Forward Invariance in Trajectory Spaces for Safety-critical Control
Matti Vahs, Rafael I. Cabral Muchacho, Florian T. Pokorny, Jana Tumova
TL;DR
The paper tackles safety-critical control for robotic systems by addressing the reactive limitations of traditional Control Barrier Functions (CBFs) and the computational challenges of nonlinear MPC (NMPC). It introduces Forward Invariance in Trajectory Spaces (FITS), which lifts receding-horizon planning into a trajectory-space dynamical system where the current planned trajectory $\mathcal{T}_x^I$ evolves under a virtual input $\bm{v}$ that governs the rate of change of the input trajectory $\mathcal{T}_u^I$. A quadratic program (QP) in trajectory space enforces forward invariance of safety and actuation-constraint sets while optionally minimizing a performance objective $J(\bm{s})$, enabling proactive safety with a planning horizon.

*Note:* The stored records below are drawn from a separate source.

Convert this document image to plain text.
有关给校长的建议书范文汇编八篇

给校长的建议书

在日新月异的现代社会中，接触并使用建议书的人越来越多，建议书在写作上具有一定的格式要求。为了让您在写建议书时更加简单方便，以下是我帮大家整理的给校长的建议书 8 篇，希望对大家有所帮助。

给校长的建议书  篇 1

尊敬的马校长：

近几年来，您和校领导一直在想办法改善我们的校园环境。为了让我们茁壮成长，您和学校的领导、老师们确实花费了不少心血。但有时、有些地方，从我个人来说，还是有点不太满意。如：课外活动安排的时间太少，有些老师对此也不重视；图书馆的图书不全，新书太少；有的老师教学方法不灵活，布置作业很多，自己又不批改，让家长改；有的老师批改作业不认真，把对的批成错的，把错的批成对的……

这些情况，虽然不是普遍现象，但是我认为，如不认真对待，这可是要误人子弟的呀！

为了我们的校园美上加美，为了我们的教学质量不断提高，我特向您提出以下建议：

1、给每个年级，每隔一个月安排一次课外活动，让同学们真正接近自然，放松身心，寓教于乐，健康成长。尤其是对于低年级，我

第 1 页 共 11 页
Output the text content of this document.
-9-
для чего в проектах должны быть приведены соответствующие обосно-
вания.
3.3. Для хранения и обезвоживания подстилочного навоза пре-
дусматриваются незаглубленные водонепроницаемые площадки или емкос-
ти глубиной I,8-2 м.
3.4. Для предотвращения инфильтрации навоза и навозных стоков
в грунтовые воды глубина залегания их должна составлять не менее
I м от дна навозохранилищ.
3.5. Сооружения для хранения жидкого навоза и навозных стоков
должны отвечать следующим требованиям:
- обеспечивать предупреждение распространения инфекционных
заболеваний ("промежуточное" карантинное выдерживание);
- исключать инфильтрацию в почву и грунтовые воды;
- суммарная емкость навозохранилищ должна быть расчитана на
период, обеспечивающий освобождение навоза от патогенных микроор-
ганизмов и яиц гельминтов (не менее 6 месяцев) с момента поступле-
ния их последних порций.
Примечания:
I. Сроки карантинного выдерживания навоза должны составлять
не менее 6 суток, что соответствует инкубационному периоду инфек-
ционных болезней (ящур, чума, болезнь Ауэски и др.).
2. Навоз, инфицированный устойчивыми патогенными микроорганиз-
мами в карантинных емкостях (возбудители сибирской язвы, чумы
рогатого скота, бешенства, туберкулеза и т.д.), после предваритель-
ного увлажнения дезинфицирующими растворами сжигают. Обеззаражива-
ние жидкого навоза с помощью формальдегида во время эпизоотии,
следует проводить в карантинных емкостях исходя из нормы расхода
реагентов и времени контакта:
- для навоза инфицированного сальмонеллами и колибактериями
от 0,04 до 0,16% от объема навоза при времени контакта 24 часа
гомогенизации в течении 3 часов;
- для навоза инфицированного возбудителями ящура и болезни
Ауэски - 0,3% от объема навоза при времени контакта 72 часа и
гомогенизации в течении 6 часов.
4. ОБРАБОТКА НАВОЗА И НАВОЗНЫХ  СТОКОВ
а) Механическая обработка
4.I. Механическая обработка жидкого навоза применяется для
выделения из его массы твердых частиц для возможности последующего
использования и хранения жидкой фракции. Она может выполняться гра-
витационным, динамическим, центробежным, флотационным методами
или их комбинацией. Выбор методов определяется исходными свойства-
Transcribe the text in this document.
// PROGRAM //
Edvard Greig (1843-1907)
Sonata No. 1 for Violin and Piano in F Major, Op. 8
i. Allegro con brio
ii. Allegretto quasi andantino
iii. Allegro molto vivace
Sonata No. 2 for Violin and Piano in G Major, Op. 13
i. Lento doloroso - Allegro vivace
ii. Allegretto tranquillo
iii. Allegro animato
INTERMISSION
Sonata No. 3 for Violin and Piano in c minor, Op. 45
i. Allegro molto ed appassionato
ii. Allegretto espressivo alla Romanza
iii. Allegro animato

Experiments on a planar quadrotor geofencing task and navigation in cluttered environments show that FITS strictly enforces safety like CBFs, matches NMPC in performance, and substantially reduces computation time, demonstrating practical applicability for safety-critical robotics.
Abstract
Useful robot control algorithms should not only achieve performance objectives but also adhere to hard safety constraints. Control Barrier Functions (CBFs) have been developed to provably ensure system safety through forward invariance. However, they often unnecessarily sacrifice performance for safety since they are purely reactive. Receding horizon control (RHC), on the other hand, consider planned trajectories to account for the future evolution of a system. This work provides a new perspective on safety-critical control by introducing Forward Invariance in Trajectory Spaces (FITS). We lift the problem of safe RHC into the trajectory space and describe the evolution of planned trajectories as a controlled dynamical system. Safety constraints defined over states can be converted into sets in the trajectory space which we render forward invariant via a CBF framework. We derive an efficient quadratic program (QP) to synthesize trajectories that provably satisfy safety constraints. Our experiments support that FITS improves the adherence to safety specifications without sacrificing performance over alternative CBF and NMPC methods.